Paul Ryan Vows to Continue Obamacare Fight

House GOP leaders said Tuesday they still intend to undo President Barack Obama’s health care law, despite the failure of their initial attempt last week and signals that the White House is moving on to other priorities.

“We are going to work together and listen together until we get this right,” House Speaker Paul Ryan, R-Wis., said Tuesday following a GOP conference meeting.

Ryan declined to specify a timeline for the next Obamacare-targeting effort in the House, where lawmakers are also expected to turn to other stated priorities for the Trump administration, including tax reform and an infrastructure package.

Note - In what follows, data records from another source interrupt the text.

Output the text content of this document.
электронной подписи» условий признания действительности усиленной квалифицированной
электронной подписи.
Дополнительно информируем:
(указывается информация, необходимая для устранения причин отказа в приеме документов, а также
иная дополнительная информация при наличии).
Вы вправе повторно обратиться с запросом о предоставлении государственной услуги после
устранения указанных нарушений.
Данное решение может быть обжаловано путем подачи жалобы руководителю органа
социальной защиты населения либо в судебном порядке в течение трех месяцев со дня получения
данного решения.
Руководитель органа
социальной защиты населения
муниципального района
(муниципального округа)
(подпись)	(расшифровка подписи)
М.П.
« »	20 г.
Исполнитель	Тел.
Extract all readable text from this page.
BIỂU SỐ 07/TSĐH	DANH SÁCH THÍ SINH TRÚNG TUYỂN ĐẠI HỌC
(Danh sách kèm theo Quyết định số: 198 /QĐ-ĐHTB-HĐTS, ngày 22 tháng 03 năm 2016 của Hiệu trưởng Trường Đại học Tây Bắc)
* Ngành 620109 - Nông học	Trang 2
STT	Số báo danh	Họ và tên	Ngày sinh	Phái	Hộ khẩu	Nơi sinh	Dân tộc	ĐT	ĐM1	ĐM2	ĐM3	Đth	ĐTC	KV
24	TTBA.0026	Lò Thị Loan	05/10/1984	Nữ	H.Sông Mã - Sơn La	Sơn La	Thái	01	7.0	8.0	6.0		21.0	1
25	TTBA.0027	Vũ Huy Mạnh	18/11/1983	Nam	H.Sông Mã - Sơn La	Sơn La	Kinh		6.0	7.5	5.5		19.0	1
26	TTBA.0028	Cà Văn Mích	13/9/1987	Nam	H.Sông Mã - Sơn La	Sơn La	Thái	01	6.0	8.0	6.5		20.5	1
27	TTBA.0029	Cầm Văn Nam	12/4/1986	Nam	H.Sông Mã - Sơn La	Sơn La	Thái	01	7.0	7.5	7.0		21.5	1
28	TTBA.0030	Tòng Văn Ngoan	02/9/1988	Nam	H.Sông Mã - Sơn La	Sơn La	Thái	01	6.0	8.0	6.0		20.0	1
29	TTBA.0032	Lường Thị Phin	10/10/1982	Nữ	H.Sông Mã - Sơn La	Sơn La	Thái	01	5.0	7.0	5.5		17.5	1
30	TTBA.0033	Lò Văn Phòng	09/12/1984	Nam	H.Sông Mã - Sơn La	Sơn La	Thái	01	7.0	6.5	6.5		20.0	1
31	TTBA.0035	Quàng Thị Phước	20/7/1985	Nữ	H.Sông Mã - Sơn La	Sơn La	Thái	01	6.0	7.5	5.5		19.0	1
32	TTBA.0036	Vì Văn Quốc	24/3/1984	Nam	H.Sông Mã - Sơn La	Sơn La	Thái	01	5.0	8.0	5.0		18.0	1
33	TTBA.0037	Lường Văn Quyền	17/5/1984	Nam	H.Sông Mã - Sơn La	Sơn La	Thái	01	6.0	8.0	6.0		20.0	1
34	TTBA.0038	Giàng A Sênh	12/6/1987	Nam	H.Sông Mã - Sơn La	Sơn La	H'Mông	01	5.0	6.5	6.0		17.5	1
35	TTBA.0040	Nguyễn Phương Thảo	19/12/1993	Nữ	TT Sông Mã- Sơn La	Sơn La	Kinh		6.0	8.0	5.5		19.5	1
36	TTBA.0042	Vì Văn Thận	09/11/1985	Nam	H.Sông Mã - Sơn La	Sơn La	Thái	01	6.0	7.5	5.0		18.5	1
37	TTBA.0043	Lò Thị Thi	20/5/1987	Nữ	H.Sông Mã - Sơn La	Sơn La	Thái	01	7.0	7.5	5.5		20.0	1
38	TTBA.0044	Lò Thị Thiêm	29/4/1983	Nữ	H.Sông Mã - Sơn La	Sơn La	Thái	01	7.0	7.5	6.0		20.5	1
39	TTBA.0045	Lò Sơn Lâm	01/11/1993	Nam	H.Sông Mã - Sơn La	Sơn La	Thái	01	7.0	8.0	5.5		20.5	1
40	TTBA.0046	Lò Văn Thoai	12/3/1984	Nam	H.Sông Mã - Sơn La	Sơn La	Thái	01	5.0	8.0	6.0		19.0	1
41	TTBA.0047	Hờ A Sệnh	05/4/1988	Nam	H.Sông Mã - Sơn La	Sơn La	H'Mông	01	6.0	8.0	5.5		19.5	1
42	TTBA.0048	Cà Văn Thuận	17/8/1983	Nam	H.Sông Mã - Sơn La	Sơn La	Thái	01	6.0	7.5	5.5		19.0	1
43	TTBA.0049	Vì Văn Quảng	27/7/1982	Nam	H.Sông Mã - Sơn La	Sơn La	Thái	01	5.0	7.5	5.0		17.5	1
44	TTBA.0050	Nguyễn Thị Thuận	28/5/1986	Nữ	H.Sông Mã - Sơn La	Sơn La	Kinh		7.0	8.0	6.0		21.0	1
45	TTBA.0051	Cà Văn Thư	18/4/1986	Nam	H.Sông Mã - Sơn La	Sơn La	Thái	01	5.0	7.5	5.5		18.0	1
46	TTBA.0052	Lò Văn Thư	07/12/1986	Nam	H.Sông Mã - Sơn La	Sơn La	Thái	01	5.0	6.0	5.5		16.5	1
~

Congress additionally has to pass a funding measure by April 28 to avoid a government shutdown.

“We’re not going to just all of a sudden abandon health care and move on to the rest,” Ryan told donors in a call Monday, according to The Washington Post. “We are going to move on with the rest of our agenda, keep that on track, while we work the health care problem.”

Rep. Mark Meadows, chairman of the conservative House Freedom Caucus – members of which opposed the Ryan-championed American Health Care Act, leading in large part to it being pulled from the House floor last week – said Tuesday he doesn’t think members should go home for recess until they pass a health care bill.

Following the bill’s failure, Trump said he would wait for Democrats to be willing to work across the aisle on health care reform, repeating his prediction that Obamacare will self-implode.

“The Democrats will make a deal with me on health care as soon as Obamacare folds – not long,” he tweeted Monday. “Do not worry, we are in very good shape!”